Genderneutrale Toiletten „Plus“

7. Februar 2024

Studierende der Architekturfakultät beschäftigten sich – auf Anregung aus der Univerwaltung – mit der Konzeption von genderneutralen Toiletten an der Universität Stuttgart. Die Ergebnisse sind in einer Ausstellung zu sehen.

Dass der Wunsch einer baulichen und soziopolitischen Weiterentwicklung der Universität in eine Lehrveranstaltung mündet, ist selten. So geschehen in einem Seminar des Instituts für Raumkonzeptionen und Grundlagen des Entwerfens (IRGE) im Wintersemester 2023/24. Unter dem Thema „All-Gender: Reflecting on the University's public restrooms“ und der Leitung von Dozentin Kyra Bullert sowie Alba Balmaseda, beschäftigten sich Studierende der Architekturfakultät mit der Frage wie sichere, nachhaltige und inklusive öffentliche Toiletten in Gebäuden der Universität Stuttgart bereitgestellt werden können.
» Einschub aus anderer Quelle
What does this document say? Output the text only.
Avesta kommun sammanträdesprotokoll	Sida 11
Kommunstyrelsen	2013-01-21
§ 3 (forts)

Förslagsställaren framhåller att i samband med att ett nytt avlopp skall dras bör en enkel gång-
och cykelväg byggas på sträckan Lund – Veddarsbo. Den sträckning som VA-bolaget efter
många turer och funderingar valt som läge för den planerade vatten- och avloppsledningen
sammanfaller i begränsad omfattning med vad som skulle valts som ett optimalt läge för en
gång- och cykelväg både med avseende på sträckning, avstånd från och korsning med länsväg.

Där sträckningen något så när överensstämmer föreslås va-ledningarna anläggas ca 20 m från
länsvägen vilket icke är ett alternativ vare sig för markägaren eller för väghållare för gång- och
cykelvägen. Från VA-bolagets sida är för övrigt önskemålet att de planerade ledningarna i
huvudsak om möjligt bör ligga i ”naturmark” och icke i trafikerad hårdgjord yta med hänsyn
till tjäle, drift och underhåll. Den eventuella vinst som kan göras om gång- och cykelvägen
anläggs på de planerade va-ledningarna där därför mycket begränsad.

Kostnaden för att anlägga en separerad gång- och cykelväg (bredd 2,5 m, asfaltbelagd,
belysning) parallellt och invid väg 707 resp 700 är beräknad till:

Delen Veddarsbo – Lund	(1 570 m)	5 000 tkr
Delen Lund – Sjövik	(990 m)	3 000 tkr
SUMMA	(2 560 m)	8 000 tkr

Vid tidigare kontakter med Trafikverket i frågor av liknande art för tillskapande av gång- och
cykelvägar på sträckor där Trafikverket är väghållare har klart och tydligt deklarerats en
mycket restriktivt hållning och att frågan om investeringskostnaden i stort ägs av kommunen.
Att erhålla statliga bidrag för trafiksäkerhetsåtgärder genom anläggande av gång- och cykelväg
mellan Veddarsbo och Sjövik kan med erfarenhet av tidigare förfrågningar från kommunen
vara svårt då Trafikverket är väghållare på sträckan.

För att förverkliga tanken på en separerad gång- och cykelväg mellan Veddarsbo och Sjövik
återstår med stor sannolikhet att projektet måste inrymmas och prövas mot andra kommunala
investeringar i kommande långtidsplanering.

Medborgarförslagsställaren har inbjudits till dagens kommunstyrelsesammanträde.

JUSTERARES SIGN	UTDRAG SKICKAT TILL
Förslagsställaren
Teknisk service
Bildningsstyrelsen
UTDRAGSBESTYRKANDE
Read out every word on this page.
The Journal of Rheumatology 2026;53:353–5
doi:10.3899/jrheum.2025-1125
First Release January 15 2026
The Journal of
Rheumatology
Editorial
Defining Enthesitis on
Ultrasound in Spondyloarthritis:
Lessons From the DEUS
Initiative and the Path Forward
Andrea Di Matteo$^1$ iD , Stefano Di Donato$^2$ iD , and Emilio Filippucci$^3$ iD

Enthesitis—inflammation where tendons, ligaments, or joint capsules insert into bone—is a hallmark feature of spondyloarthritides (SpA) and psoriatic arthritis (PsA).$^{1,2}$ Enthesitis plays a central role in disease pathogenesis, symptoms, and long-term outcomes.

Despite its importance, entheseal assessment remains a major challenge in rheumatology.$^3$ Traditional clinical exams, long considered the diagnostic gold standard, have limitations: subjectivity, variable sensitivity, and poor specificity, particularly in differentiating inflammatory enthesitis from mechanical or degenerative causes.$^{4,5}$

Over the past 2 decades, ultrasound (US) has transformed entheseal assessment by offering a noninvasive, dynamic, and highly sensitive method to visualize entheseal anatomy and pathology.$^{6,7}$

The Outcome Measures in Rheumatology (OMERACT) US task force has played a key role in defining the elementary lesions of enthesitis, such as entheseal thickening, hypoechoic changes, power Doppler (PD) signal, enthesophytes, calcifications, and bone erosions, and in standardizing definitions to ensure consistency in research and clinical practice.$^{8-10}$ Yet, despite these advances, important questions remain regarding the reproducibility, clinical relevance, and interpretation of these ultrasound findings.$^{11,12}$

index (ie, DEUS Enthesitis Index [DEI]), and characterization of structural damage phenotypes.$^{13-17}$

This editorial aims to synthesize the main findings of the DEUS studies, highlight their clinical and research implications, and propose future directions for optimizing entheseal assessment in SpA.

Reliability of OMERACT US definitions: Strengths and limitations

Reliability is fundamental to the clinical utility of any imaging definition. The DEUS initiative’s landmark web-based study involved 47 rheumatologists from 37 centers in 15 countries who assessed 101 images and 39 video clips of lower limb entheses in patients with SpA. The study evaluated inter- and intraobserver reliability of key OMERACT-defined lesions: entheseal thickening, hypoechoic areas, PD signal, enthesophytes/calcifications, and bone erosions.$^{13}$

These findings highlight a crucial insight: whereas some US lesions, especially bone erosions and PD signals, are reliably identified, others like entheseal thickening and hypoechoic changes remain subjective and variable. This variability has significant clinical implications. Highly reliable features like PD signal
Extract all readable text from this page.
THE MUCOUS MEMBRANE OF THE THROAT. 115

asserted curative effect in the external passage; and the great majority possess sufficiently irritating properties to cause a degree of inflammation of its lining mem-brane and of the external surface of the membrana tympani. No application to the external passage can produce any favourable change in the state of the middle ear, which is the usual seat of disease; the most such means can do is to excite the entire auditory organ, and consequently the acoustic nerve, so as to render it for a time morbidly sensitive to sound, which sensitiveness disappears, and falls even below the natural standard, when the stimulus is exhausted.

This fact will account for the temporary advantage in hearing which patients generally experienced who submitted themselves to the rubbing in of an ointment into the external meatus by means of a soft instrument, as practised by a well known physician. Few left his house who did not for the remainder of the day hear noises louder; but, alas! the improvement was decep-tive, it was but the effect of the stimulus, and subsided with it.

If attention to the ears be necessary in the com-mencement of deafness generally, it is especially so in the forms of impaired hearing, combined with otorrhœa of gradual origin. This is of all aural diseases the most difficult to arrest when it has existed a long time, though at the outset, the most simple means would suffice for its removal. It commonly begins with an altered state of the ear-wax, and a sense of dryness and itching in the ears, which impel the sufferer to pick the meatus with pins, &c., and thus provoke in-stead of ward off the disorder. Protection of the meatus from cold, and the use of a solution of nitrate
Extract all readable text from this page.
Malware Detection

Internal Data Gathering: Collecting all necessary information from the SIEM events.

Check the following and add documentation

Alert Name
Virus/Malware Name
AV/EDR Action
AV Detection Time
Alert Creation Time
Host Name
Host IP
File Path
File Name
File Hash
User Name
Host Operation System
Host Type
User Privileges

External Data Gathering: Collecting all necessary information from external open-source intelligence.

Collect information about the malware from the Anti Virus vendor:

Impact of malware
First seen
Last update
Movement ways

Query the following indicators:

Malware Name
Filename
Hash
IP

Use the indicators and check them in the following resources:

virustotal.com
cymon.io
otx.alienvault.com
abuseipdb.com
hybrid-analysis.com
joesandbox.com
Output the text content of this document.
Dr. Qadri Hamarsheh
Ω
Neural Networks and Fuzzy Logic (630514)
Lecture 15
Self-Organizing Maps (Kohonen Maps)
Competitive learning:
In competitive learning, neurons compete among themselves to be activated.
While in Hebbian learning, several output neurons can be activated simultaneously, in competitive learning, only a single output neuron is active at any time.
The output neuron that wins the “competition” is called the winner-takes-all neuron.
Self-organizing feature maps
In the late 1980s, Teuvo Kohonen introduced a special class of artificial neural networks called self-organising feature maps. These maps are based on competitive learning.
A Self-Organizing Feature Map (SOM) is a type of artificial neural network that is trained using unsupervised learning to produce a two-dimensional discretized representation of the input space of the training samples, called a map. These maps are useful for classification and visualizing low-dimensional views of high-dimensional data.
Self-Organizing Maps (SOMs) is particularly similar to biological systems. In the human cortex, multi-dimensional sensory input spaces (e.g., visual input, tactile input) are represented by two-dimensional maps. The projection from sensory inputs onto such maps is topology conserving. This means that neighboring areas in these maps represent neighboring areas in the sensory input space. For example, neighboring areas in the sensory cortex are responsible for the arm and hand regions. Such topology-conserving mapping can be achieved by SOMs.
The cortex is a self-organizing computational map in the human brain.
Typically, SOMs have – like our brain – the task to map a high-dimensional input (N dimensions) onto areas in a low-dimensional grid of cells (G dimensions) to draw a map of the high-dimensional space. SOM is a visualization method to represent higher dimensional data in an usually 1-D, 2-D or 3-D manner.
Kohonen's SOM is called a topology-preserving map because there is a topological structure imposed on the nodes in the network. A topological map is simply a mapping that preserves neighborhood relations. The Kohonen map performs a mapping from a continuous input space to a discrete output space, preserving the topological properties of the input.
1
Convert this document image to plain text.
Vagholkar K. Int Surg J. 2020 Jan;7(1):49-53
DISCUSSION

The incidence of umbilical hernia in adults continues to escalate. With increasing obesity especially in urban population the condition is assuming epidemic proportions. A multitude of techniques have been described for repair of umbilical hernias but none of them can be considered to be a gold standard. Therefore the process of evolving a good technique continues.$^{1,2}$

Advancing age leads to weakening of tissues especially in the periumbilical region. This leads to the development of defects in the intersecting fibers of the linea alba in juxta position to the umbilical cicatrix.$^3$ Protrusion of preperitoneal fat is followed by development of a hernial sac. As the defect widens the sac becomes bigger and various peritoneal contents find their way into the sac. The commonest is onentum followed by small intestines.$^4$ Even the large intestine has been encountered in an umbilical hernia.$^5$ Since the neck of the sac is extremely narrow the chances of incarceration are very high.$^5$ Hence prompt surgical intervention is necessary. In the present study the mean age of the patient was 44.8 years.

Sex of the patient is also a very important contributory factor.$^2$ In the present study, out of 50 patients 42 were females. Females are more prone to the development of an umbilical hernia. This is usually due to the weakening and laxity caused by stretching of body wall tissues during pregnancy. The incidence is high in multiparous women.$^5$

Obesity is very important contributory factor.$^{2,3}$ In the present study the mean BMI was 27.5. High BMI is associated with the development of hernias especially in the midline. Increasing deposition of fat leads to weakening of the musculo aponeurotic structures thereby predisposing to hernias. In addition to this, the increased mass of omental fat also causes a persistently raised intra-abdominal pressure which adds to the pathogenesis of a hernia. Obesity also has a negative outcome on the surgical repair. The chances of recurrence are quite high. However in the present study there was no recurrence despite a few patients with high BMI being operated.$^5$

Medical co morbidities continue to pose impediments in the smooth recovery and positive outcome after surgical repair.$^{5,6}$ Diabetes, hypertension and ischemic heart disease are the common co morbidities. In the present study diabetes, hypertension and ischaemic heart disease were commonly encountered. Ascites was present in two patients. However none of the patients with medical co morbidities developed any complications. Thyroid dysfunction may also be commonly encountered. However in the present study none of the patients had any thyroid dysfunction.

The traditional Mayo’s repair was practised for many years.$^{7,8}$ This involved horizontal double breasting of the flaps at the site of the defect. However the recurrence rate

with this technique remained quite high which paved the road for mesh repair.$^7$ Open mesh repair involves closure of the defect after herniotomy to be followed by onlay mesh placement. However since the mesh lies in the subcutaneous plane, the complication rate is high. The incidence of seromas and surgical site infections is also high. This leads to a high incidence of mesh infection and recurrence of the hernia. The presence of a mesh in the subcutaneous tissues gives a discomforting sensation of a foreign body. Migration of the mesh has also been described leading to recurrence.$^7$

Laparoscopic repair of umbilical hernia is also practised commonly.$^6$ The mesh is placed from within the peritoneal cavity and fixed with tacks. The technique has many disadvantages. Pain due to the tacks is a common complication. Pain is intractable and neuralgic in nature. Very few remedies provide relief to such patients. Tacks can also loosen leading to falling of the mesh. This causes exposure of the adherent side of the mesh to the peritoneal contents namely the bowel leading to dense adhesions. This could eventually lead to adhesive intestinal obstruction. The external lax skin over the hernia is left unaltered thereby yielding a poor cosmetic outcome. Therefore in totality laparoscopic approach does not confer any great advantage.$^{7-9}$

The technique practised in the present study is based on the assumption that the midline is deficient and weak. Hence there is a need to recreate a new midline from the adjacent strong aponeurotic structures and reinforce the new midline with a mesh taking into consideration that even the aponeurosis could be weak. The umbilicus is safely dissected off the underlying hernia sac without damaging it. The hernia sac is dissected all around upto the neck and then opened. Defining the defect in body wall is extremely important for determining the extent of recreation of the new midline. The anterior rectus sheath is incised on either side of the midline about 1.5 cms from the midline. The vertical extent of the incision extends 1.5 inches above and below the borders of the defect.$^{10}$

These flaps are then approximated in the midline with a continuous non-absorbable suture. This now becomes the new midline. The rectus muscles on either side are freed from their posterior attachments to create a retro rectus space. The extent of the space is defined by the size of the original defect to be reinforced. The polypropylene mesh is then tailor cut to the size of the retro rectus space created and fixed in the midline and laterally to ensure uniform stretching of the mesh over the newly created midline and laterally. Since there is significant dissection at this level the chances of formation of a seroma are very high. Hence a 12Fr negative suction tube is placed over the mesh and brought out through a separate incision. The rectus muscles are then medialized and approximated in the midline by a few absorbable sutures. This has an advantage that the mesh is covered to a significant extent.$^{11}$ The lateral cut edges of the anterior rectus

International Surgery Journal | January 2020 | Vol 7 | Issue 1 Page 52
Denn die Nachfrage nach geschlechtsneutralen Toiletten in öffentlichen Gebäuden und am Arbeitsplatz steigt. Damit nicht nur Männer und Frauen, sondern auch intergeschlechtliche, transgeschlechtliche und nicht-binäre Menschen die Toilette mit einem sicheren und angenehmen Gefühl besuchen können.

Ausstellungseröffnung mit Publikum
Ausstellungseröffnung im K1

Mehrwert durch zusätzliche Nutzungsmöglichkeiten

Die Ergebnisse dieser Überlegungen aus dem Architektur-Seminar sind nun bis zum 10. Februar 2024 im Flur des 5. Stocks des K1 (Keplerstrasse 11) zu sehen. Bei den fünf ausgestellten Entwürfen, die fünf verschiedene Universitätsgebäude repräsentieren, wird deutlich, warum eine inklusive und geschlechtsneutrale Neugestaltung von Toiletten etwas anderes benötigt, als eine bloße Umwidmung der Bezeichnung: Aus Sicht der Architektur können räumliche Lösungen für genderneutrale Toiletten mehr beinhalten: nicht nur eine Lokalität, auf der jede*r sein*ihr Geschäft verrichten könne. So integrieren die Entwürfe vielfältige Ideen und schaffen „Mehrwert“ durch zusätzliche Nutzungsmöglichkeiten der Räume, wie der barrierefreie Zugang für Menschen mit Behinderung, Wickel- und Ruhemöglichkeiten sowie die Integration von Gemeinschaftsküchen und Duschkabinen.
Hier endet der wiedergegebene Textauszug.